- Born: c. 1969
- Citizenship: United States
- Occupation: Former law enforcement officer
- Years active: 1990-2017
- Convictions: First-degree murder; rape; escape
- Imprisoned at: Varner Unit

= Grant Hardin =

American convicted murderer

Grant Hardin (born circa 1969) is an American former law enforcement officer and convicted murderer and rapist. He briefly served as the police chief of Gateway, Arkansas in 2016, before being convicted of the 2017 murder of James Appleton. While imprisoned, DNA evidence linked Hardin to a 1997 rape cold case, leading to additional convictions. He gained national notoriety in May 2025 following a high-profile escape from the North Central Unit in Calico Rock, Arkansas, which triggered a 13-day manhunt in the Ozarks. Hardin is the subject of the 2023 documentary Devil in the Ozarks.

==Early life and law enforcement career==
Hardin worked for various police departments in northwest Arkansas between 1990 and 1996, including roles in Fayetteville, Huntsville, and Eureka Springs. In early 2016, he was appointed police chief of Gateway, a town of approximately 450 people. His tenure lasted four months and was marked by reports of aggressive behavior and conflicts with local residents. He resigned in 2016 after the city council gave him an ultimatum to step down or be fired.

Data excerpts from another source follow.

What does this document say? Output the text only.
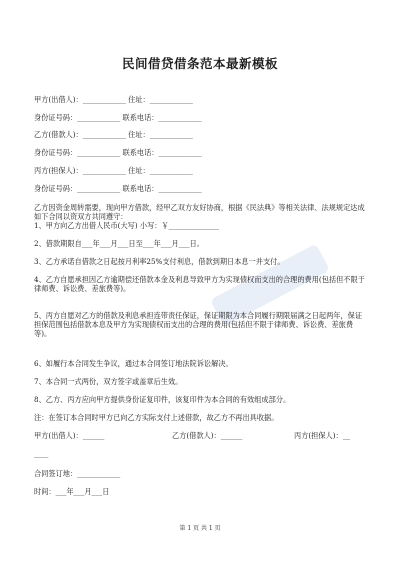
民间借贷借条范本最新模板
甲方(出借人)：____________ 住址：____________
身份证号码：____________ 联系电话：____________
乙方(借款人)：____________ 住址：____________
身份证号码：____________ 联系电话：____________
丙方(担保人)：____________ 住址：____________
身份证号码：____________ 联系电话：____________
乙方因资金周转需要，现向甲方借款，经甲乙双方友好协商，根据《民法典》等相关法律、法规规定达成如下合同以资双方共同遵守：
1、甲方向乙方出借人民币(大写) 小写：￥______________
2、借款期限自___年___月___日至___年___月___日。
3、乙方承诺自借款之日起按月利率25%支付利息，借款到期日本息一并支付。
4、乙方自愿承担因乙方逾期偿还借款本金及利息导致甲方为实现债权而支出的合理的费用(包括但不限于律师费、诉讼费、差旅费等)。
5、丙方自愿对乙方的借款及利息承担连带责任保证，保证期限为本合同履行期限届满之日起两年，保证担保范围包括借款本息及甲方为实现债权而支出的合理的费用(包括但不限于律师费、诉讼费、差旅费等)。
6、如履行本合同发生争议，通过本合同签订地法院诉讼解决。
7、本合同一式两份，双方签字或盖章后生效。
8、乙方、丙方应向甲方提供身份证复印件，该复印件为本合同的有效组成部分。
注：在签订本合同时甲方已向乙方实际支付上述借款，故乙方不再出具收据。
甲方(出借人)：______	乙方(借款人)：______	丙方(担保人)：__
____
合同签订地：____________
时间：___年___月___日
第 1 页 共 1 页
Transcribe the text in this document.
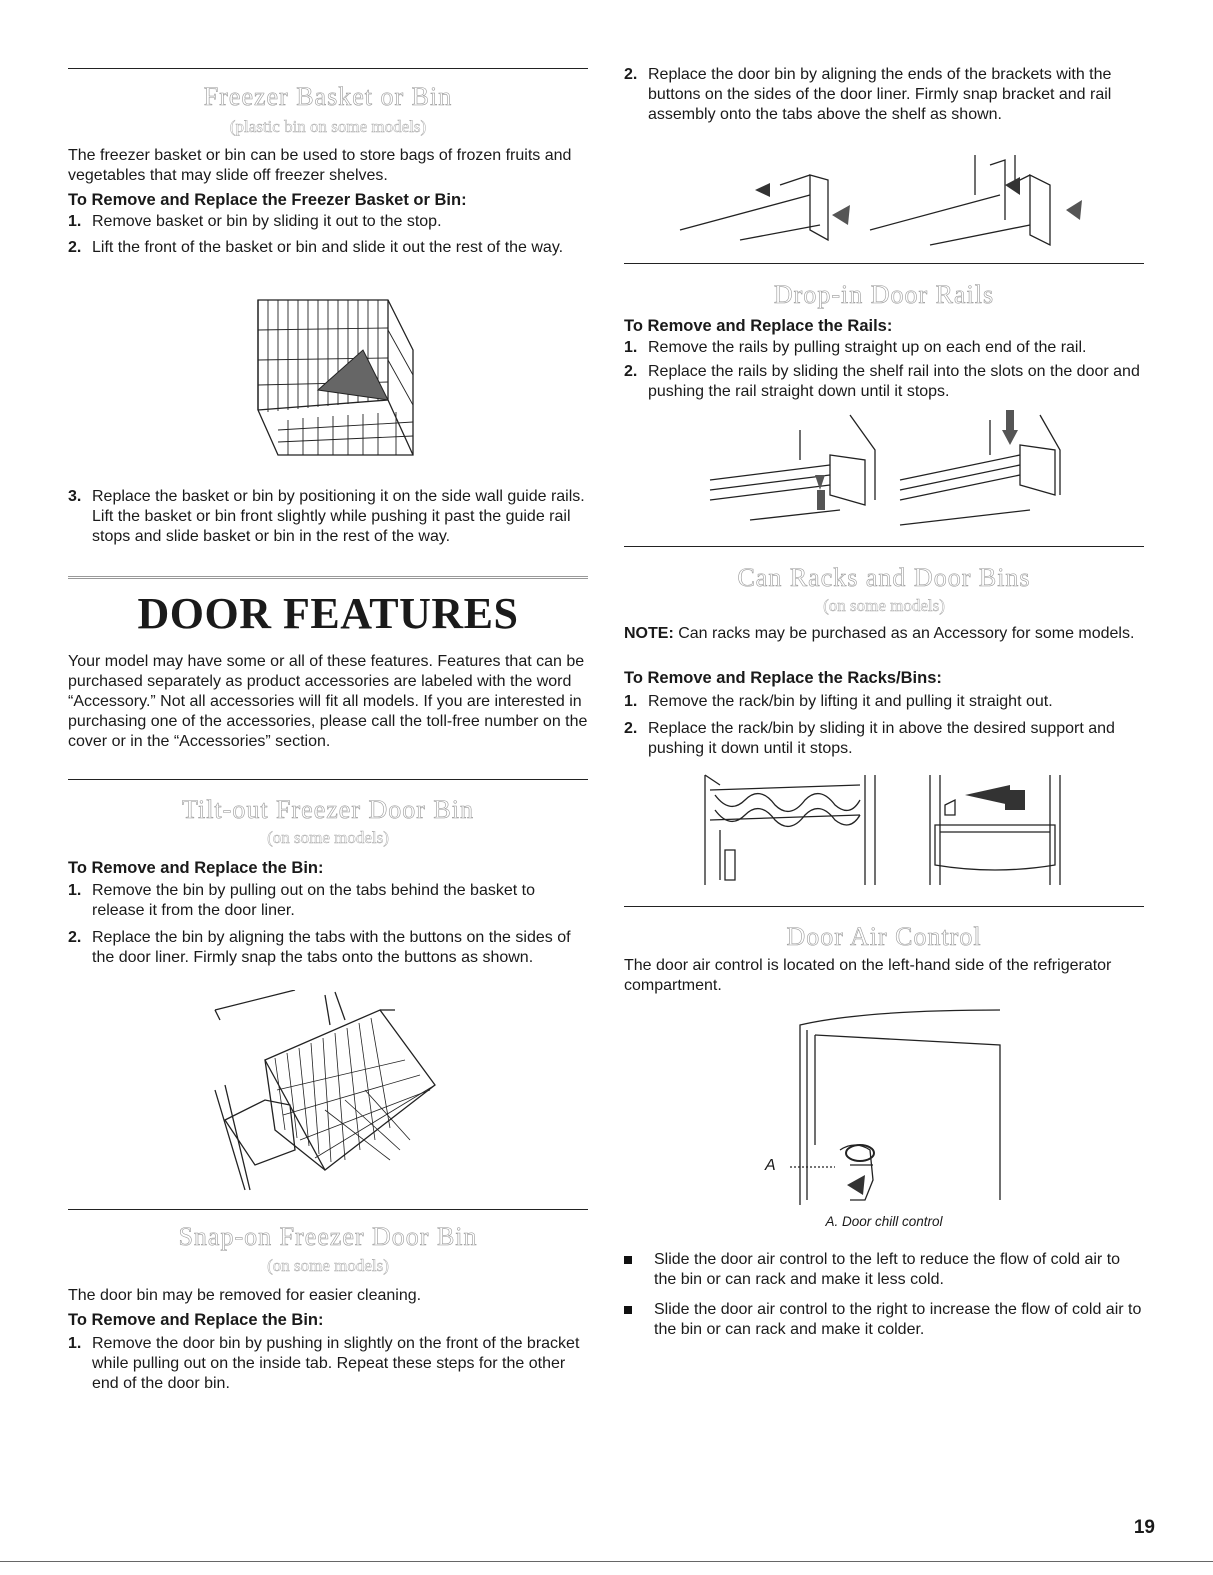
Freezer Basket or Bin
(plastic bin on some models)
The freezer basket or bin can be used to store bags of frozen fruits and vegetables that may slide off freezer shelves.
To Remove and Replace the Freezer Basket or Bin:
1. Remove basket or bin by sliding it out to the stop.
2. Lift the front of the basket or bin and slide it out the rest of the way.
3. Replace the basket or bin by positioning it on the side wall guide rails. Lift the basket or bin front slightly while pushing it past the guide rail stops and slide basket or bin in the rest of the way.
DOOR FEATURES
Your model may have some or all of these features. Features that can be purchased separately as product accessories are labeled with the word “Accessory.” Not all accessories will fit all models. If you are interested in purchasing one of the accessories, please call the toll-free number on the cover or in the “Accessories” section.
Tilt-out Freezer Door Bin
(on some models)
To Remove and Replace the Bin:
1. Remove the bin by pulling out on the tabs behind the basket to release it from the door liner.
2. Replace the bin by aligning the tabs with the buttons on the sides of the door liner. Firmly snap the tabs onto the buttons as shown.
Snap-on Freezer Door Bin
(on some models)
The door bin may be removed for easier cleaning.
To Remove and Replace the Bin:
1. Remove the door bin by pushing in slightly on the front of the bracket while pulling out on the inside tab. Repeat these steps for the other end of the door bin.
2. Replace the door bin by aligning the ends of the brackets with the buttons on the sides of the door liner. Firmly snap bracket and rail assembly onto the tabs above the shelf as shown.
Drop-in Door Rails
To Remove and Replace the Rails:
1. Remove the rails by pulling straight up on each end of the rail.
2. Replace the rails by sliding the shelf rail into the slots on the door and pushing the rail straight down until it stops.
Can Racks and Door Bins
(on some models)
NOTE: Can racks may be purchased as an Accessory for some models.
To Remove and Replace the Racks/Bins:
1. Remove the rack/bin by lifting it and pulling it straight out.
2. Replace the rack/bin by sliding it in above the desired support and pushing it down until it stops.
Door Air Control
The door air control is located on the left-hand side of the refrigerator compartment.
A
A. Door chill control
Slide the door air control to the left to reduce the flow of cold air to the bin or can rack and make it less cold.
Slide the door air control to the right to increase the flow of cold air to the bin or can rack and make it colder.
19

==Murder of James Appleton==
On February 23, 2017, Hardin fatally shot James Appleton, a 59-year-old employee of the Gateway water department. Appleton was sitting in his truck near Garfield, when he was shot in the head. Hardin, who was working as a correctional officer in Fayetteville at the time of the shooting, pled guilty in October 2017 to first-degree murder and was sentenced to 30 years in prison.

==Rape cold case==
Following his murder conviction, Hardin's DNA was entered into the FBI's Combined DNA Index System (CODIS). The sample matched evidence from the 1997 rape of a teacher at Frank Tillery Elementary School in Rogers, Arkansas. In February 2019, Hardin pled guilty to two counts of rape and was sentenced to an additional 50 years.

==2025 prison escape and manhunt==
On May 25, 2025, Hardin escaped from the North Central Unit (now the Benny Magness Unit) in Calico Rock. He bypassed security by wearing a disguise constructed to resemble a law enforcement uniform. A corrections officer at the gate allowed him to walk out after failing to confirm his identity.

The escape triggered a massive manhunt involving the Arkansas State Police, the U.S. Marshals Service, and the United States Border Patrol. After 13 days on the run, Hardin was captured on June 6, 2025, in a rugged area near Moccasin Creek, approximately 1.5 miles from the prison. On February 17, 2026, Hardin pled guilty to second-degree escape and received a 13-year consecutive sentence.

==In popular culture==
Hardin is the subject of the 2023 HBO documentary Devil in the Ozarks, which detailed his transition from a law enforcement officer to a convicted felon and the investigation into his 1997 crimes.